The supremacy is a little better reflected by the xG-value which was 2.29 to 1.21 for the FCSP.
When there’s a good team performance, there’s also some good individual one
Although he played for 30 minutes only and was only substituted when the score was 3-0 already, holy cow what a performance of Afeez Aremu! Only one meager bad pass, won all of his duels, no matter if dribbling, header, defensive or offensive duel. Already during the match, I couldn’t believe what I saw when he caught two passes of Aue. This guy is really good at winning balls!
A few days ago, I wrote about an imbalance at the FCSP in two regards but this claim was absolutely destroyed in the match against Aue. The playmaker of the FCSP yesterday was Philipp Ziereis, I have to repeat: Philipp Ziereis. He played most of the passes of the FCSP (79 of which 74 were successful) and amongst those passes that need to be highlighted were some successful diagonal passes to the offensive outer flanks and three such passes through the centre. I would have been almost certain that we would dearly miss the build-up play of James Lawrence but I hadn’t taken the passing machine Ziereis into account yet. Really strong.
The second imbalance was caused by Leart Paqarada and Sebastian Ohlsson. As Paqarada is usually playing more offensive and with more ball possession than Ohlsson, the play of the FCSP was slightly imbalanced. With Luca Zander as a right wing-back, there was not just massive pressure on the left flank but also on the right. Of course, two goals speak a clear language but I am not referring to those (as they were rather set-pieces). In Aue, Luca Zander had more ball contacts inside the opponent’s box than Sebastian Ohlsson throughout his last six matches on the pitch. The same is true for the number of goal-assist attempts. Well, this report appears quite bold but the offensive desire of Zander is clearly recognisable. And this contributes well to the play of the FCSP as their opponent now also has to expect positional attacks from the right flanks much more often.
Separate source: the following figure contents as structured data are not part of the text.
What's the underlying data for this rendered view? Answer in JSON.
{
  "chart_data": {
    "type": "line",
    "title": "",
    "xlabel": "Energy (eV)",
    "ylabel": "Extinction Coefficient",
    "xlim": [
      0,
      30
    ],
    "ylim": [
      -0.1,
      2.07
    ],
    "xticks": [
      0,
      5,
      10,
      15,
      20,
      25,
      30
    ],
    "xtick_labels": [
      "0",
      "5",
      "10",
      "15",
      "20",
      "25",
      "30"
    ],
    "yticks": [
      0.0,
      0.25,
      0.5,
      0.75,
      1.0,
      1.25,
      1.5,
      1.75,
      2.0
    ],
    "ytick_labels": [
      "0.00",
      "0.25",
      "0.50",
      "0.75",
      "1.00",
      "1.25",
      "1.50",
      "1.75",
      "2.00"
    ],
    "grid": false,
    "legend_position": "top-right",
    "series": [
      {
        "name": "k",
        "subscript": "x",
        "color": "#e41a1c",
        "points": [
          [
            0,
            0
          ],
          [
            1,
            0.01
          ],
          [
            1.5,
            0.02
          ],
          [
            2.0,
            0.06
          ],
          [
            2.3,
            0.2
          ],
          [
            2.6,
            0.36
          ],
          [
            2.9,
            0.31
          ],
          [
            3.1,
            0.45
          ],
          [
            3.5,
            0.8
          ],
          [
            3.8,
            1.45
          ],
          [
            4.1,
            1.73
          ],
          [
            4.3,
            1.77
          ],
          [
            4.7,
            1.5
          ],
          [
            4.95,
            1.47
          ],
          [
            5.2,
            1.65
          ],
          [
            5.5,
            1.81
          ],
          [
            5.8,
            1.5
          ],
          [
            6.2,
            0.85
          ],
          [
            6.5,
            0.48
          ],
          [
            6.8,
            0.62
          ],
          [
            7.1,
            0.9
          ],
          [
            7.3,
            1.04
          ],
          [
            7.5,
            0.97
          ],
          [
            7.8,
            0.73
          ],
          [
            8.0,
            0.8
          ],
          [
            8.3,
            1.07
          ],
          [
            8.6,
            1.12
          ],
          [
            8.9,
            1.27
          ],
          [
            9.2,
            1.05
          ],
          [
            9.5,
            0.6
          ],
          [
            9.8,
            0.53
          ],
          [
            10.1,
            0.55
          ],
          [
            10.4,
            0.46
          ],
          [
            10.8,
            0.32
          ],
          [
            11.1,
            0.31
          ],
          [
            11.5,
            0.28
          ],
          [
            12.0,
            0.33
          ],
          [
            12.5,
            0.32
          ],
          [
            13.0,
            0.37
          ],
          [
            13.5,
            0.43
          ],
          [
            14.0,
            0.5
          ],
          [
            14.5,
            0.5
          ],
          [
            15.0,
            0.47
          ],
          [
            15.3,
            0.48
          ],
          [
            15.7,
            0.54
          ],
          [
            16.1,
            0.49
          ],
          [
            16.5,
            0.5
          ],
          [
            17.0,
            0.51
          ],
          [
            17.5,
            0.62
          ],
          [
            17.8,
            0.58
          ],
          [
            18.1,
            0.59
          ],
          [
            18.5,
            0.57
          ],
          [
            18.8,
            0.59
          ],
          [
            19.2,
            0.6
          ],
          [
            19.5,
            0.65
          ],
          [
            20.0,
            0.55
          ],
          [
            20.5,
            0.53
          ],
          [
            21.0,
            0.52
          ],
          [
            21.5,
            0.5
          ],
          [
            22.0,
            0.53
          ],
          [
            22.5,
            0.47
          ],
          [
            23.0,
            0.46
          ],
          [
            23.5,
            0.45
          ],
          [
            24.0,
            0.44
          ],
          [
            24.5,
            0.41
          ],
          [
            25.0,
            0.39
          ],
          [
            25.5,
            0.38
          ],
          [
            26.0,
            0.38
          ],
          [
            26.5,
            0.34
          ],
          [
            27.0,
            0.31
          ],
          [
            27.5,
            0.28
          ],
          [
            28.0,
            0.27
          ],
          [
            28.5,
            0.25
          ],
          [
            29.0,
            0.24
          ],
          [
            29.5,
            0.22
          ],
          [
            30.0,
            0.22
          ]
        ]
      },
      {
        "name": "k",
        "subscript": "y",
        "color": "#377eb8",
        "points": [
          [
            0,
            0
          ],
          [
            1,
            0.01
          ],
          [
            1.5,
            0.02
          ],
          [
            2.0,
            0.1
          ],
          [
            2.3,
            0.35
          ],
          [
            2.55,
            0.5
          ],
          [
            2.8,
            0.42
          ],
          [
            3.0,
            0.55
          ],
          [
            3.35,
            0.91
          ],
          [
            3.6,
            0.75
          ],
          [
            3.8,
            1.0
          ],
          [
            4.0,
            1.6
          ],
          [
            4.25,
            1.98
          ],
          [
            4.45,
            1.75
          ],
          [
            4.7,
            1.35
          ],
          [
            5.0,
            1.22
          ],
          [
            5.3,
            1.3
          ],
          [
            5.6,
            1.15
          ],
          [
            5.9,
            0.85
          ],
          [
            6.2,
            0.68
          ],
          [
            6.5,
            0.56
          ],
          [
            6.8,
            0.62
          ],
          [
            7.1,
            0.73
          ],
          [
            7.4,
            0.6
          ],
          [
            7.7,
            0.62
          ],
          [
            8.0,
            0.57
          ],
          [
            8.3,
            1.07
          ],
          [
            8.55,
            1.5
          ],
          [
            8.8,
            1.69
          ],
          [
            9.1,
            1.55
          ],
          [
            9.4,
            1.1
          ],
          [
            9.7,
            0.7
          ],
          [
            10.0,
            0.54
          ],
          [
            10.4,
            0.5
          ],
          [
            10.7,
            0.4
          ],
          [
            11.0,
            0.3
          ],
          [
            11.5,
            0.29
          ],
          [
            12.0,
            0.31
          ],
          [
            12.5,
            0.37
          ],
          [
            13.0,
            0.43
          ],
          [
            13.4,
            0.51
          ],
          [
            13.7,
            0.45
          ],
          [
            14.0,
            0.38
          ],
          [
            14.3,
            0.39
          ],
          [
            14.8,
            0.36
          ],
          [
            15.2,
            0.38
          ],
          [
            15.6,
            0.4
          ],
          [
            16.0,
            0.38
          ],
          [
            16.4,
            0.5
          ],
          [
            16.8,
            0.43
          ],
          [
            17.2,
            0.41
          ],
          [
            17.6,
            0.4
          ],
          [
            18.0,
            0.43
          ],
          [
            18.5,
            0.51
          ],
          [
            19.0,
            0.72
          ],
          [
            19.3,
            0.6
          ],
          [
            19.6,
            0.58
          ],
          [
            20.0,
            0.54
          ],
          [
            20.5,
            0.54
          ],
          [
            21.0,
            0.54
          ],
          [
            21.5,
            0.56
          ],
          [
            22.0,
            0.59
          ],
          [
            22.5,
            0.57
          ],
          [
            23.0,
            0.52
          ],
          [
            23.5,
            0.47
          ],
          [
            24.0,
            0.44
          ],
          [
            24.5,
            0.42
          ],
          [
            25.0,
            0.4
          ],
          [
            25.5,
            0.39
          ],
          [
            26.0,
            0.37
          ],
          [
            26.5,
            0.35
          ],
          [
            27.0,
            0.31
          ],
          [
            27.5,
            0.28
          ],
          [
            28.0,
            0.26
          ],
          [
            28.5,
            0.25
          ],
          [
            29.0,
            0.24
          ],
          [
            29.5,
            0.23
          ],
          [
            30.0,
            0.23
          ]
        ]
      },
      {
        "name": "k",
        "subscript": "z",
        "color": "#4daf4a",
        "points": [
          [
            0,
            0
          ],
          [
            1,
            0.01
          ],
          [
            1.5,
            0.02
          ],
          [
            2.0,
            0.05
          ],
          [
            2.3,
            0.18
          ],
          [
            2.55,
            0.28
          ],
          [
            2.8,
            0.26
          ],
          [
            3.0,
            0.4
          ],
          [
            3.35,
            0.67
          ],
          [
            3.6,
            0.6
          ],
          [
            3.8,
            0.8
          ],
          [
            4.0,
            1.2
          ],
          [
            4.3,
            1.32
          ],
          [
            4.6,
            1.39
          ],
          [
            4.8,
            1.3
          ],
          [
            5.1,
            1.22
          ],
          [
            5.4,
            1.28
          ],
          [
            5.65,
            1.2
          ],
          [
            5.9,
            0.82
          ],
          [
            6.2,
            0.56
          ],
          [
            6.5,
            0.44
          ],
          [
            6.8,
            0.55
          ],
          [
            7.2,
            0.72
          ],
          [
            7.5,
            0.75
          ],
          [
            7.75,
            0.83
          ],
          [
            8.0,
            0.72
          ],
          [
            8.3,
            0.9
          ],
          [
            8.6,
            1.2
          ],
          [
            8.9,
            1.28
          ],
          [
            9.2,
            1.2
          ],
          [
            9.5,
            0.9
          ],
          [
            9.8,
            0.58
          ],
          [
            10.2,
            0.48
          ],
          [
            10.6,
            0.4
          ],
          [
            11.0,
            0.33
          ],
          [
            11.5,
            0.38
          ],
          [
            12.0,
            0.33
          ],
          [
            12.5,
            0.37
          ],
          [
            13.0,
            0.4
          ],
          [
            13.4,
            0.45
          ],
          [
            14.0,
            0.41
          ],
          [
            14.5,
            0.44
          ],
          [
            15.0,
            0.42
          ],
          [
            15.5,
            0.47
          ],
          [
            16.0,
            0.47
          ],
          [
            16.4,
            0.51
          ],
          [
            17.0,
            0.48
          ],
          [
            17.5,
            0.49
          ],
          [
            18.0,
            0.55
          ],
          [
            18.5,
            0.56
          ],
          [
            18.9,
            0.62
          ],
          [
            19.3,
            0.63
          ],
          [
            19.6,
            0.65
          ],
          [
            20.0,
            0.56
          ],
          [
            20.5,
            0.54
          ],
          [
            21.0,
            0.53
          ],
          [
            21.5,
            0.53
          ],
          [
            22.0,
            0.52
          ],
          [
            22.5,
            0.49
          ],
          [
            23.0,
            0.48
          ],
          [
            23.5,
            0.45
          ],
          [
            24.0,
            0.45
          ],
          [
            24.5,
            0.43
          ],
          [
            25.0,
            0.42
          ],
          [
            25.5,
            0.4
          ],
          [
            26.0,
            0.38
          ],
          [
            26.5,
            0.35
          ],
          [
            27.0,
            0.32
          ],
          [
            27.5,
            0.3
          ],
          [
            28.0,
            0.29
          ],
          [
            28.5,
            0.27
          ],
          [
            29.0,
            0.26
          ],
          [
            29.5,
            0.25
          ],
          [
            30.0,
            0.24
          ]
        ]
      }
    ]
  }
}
I could widen this list with plenty more players: During the last two matches, Adam Dźwigała only lost one defensive duel (even though we have to talk about the goal of Aue). But taken into account that this lad wasn’t on the pitch (or even in the squad) for almost two months (if we let the few minutes in Osnabrück aside), he’s delivering quite well.
And I also have to point at Omar Marmoush. Yes, led ten dribblings again and his speed is absolutely incredible. But do you know his biggest skill? When he’s passing. Omar Marmoush is the best forward of the second division in terms of playing passes with a pass ratio of ~83%. Of course, we have to look where he plays which pass but he’s definitely top notch of all forwards of the division (and if you look at his assist for the 2-0 against Braunschweig you know that he can play more than just back passes). And also against Aue, he delivered 12 of 13 passes to his teammates. Especially with regards to the spaces Marmoush is covering on the pitch, this is a really good value.
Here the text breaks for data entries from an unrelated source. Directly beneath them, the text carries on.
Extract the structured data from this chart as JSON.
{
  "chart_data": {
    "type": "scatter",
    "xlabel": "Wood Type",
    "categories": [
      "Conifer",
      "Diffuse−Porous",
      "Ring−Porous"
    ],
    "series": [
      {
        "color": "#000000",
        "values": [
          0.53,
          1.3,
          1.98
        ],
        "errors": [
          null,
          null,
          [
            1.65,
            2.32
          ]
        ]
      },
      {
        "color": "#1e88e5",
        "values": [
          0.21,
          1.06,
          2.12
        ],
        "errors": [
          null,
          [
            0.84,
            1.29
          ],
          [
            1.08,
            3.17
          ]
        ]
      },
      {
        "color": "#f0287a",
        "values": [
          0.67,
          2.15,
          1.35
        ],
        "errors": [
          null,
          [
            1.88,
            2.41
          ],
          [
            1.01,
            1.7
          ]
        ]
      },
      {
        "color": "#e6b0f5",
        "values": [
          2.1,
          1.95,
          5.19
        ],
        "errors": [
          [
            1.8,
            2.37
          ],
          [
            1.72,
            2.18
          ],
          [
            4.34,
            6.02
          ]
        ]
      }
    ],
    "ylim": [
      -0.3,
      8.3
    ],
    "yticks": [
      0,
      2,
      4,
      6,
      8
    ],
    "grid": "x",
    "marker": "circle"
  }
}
I don’t mention Guido B. He isn’t capable of many things. For example scoring the pre-decision. I. Am. So. Disappointed!
If we celebrate two goals after set-pieces in one game only, in Aue, and when a match isn’t thrilling until the end, there’s isn’t much that has gone wrong. It’s remarkable that the goals after set-pieces were almost identical, even though mirrored. Two times, Zander simply runs towards the back-post. From Aue’s perspective, it mustn’t have happened that Zander appears at the back-post at the first time. But the same all over again? This appeared almost intended by Aue. The two goals after set-pieces also cover up a little bit that the FCSP had many chances out of their play but didn’t manage to score in so many facets. (I told you already, Guido isn’t capable to do so). Especially during the second half, Aue shouldn’t have mourned about a higher defeat. Anyway, I am again starting to blame the FCSP for winning a match not high enough. We should rather indulge here (..but not with Guido!).